What makes the Freudian split useful here isn’t the psychological theory. It’s the separation of concerns. The id defines the motivation, the ego handles the tradeoffs, and the superego draws the hard line. In practice, that means you get a persona that can navigate ambiguous situations without collapsing into generic responses. An empathetic mentor that encounters resistance doesn’t just keep pushing. Its ego logic routes around the obstacle while the superego keeps it from going anywhere harmful. The architecture does the work automatically.
Why This Beats a Regular System Prompt
Generic system prompts define what to do. These personas define why the AI makes the choices it makes. Priority-ranked values, specific emotional tone, ethical limits, and failure modes all baked in together. That’s a different level of behavioral control.
When you tell an AI “be helpful,” it guesses what that means. When you define its psychological architecture, it doesn’t have to guess.
The other problem with generic prompts is drift. Over a long conversation, an AI without a defined value hierarchy will gradually average out toward a neutral, pleasant, conflict-avoiding tone. It loses whatever edge you gave it in the system prompt because nothing anchors the behavior when the conversation goes sideways. A persona with ranked values and defined disqualifiers doesn’t drift the same way. It has something to fall back on when the situation gets ambiguous. That’s what makes this production-ready instead of just demo-ready.
🤖 Use Cases
- AI coaching products where personality consistency matters across long conversations. When users come back after a week, the persona should feel like the same entity, not a fresh session with no memory of who it’s supposed to be.
- Customer-facing bots that need to stay in character instead of drifting into generic assistant mode. A support bot with a defined superego handles edge cases far better than one that’s just been told to “be friendly and helpful.”
- Internal tools where different teams need different interaction modes from the same underlying model. Engineering teams might want the pragmatic mentor. Leadership might want the empathetic one for sensitive conversations.

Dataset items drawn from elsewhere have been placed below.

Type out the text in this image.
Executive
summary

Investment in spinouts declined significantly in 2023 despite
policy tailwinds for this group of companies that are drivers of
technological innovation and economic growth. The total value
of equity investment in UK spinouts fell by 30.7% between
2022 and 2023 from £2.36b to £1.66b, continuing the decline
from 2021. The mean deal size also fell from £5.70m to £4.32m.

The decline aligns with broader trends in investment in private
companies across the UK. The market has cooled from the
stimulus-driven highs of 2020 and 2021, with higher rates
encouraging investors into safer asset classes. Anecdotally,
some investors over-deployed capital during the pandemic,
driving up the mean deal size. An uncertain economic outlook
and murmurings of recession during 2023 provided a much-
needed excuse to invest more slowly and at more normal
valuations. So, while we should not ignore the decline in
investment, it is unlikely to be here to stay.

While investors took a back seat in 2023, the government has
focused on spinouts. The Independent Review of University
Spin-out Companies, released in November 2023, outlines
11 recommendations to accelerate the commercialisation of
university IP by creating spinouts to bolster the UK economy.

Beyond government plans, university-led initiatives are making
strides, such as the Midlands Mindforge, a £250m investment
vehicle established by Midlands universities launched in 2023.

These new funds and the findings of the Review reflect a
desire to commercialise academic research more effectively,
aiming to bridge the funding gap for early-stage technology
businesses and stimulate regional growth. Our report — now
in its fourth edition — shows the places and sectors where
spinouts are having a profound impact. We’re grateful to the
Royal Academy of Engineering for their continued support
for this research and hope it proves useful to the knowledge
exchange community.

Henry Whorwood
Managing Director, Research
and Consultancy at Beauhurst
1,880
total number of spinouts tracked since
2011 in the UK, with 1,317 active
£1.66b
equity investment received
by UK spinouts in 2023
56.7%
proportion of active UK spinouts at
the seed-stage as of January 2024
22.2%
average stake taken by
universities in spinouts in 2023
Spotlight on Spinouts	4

JSON format makes swapping trivial.
Prompt of the Day
Steal this structure for your own persona:
Persona:
- Identity: speaking style, expertise level, experience framing
- Psychological Architecture:
- Id: core drives, central motivations
- Ego: decision-making strategy
- Superego: ethical limits and hard constraints
- Values: priority-ranked criteria (1 = highest)
- Disqualifiers: behaviors that break persona trust immediately
- Communication: emotional tone, vocabulary style, interactivity level
- Operational Rules: how to handle ambiguity, what to never do
The disqualifiers are what most people skip. They’re also what makes a persona feel real instead of just compliant.
If you’re starting from scratch, define the superego first. It’s the most counterintuitive field because most people want to specify what the AI will do, not what it refuses to do. But the refusals are what give a persona its character. A mentor that never says no isn’t a mentor. It’s a yes-machine. Get the hard limits in place first, then build the rest around them.
Try It
If you’re building anything where an AI needs to hold a consistent character across a full conversation, this framework is worth stealing. JSON format also makes swapping or version-controlling personas easy in production. Start with one persona, get it right, then branch from there.
The real test is edge cases. Run the persona through situations where a generic assistant would drift: a user who pushes back hard, a question outside the persona’s expertise, a conversation that keeps looping. If the persona holds, the architecture is working. If it collapses into generic helpfulness, go back and sharpen the ego logic and disqualifiers. That’s where the actual work lives.